Dry seasons…we’ve all been there, and for a variety of reasons. And over the course of 26 years in youth ministry, I have found myself in quite a few, and for a variety of reasons. Here are some random thoughts about getting through the next one that comes along.
- Try to identify the cause. Sometimes dry seasons just happen…for no apparent reason. But often times they are caused by a specific event or triggered by certain patterns of ministry. For example, I almost always find myself in a dry season when I have too many things on my plate that I’m directly responsible for. A sense of being too busy or juggling too many plates is almost guaranteed to trigger a dry season for me.
– Notice I said “getting through”, not “getting over”. I think it’s a mistake to try to simply “get over” something. Dry seasons are a great opportunity to see if God is trying to get your attention, to see if there is something to be learned, adjusted or addressed personally. And if we try too quickly to simply “get over” it, we miss the power of journeying “through” it.
– Spend some time doing stuff that charges you up! I’m shocked at how often I find myself in the middle of a dry season and simultaneously find myself neglecting some of the most basic things that bring me joy and energy! When I’m dry, I have a tendency to quit exercising, quit calling my friends to go see a late-night movie, and quit being spontaneous with my family. Those are three things I love the most, but I often do less of them in a dry season when I would probably benefit from doing them more.

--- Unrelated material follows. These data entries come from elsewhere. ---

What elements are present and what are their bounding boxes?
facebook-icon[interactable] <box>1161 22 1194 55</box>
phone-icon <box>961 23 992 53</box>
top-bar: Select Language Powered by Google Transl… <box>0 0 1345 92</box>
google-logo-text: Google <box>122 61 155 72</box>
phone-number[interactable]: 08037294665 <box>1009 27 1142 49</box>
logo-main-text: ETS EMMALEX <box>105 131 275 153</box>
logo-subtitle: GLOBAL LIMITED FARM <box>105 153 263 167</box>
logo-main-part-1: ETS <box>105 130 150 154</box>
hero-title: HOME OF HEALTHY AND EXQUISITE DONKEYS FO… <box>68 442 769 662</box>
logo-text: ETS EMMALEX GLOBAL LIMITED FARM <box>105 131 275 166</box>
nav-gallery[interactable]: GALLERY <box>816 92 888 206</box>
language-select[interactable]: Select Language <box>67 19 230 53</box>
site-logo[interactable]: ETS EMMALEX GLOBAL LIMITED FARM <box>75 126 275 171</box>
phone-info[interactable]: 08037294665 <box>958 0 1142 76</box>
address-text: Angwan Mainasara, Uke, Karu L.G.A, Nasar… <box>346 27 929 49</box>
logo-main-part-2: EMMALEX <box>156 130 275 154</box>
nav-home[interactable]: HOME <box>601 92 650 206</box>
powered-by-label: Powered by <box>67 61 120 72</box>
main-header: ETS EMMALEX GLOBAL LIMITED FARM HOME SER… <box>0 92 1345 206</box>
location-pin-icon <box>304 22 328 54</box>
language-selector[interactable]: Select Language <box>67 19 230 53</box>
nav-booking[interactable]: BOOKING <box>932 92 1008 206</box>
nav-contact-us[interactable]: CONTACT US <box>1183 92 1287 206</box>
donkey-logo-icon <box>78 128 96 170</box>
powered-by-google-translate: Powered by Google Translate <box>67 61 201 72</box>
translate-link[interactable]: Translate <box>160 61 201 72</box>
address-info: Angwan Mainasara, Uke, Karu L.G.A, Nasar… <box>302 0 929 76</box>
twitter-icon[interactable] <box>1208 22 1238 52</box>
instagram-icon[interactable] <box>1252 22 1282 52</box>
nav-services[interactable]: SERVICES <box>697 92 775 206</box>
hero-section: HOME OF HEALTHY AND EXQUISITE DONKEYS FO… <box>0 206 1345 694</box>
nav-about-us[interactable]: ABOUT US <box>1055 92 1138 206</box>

– Get spiritual…but don’t go overboard. Hopefully you get my heart on this one. Part of getting through a dry season is spending time with the Father, seeking his heart and asking him to search yours. But just because you are going through a dry season doesn’t necessarily mean there is something deep and dark wrong with your soul. It doesn’t mean there is something life changing that will only be discovered through prayer. It does’t mean you can somehow quicken your way through the journey by spending an extra 10-minutes a day in solitude. It may mean all of those things…but it may not.
There’s no formula for navigating the next dry season you find yourself in, but those are some things that have helped me. Anybody willing to share a tip or two from your own experiences?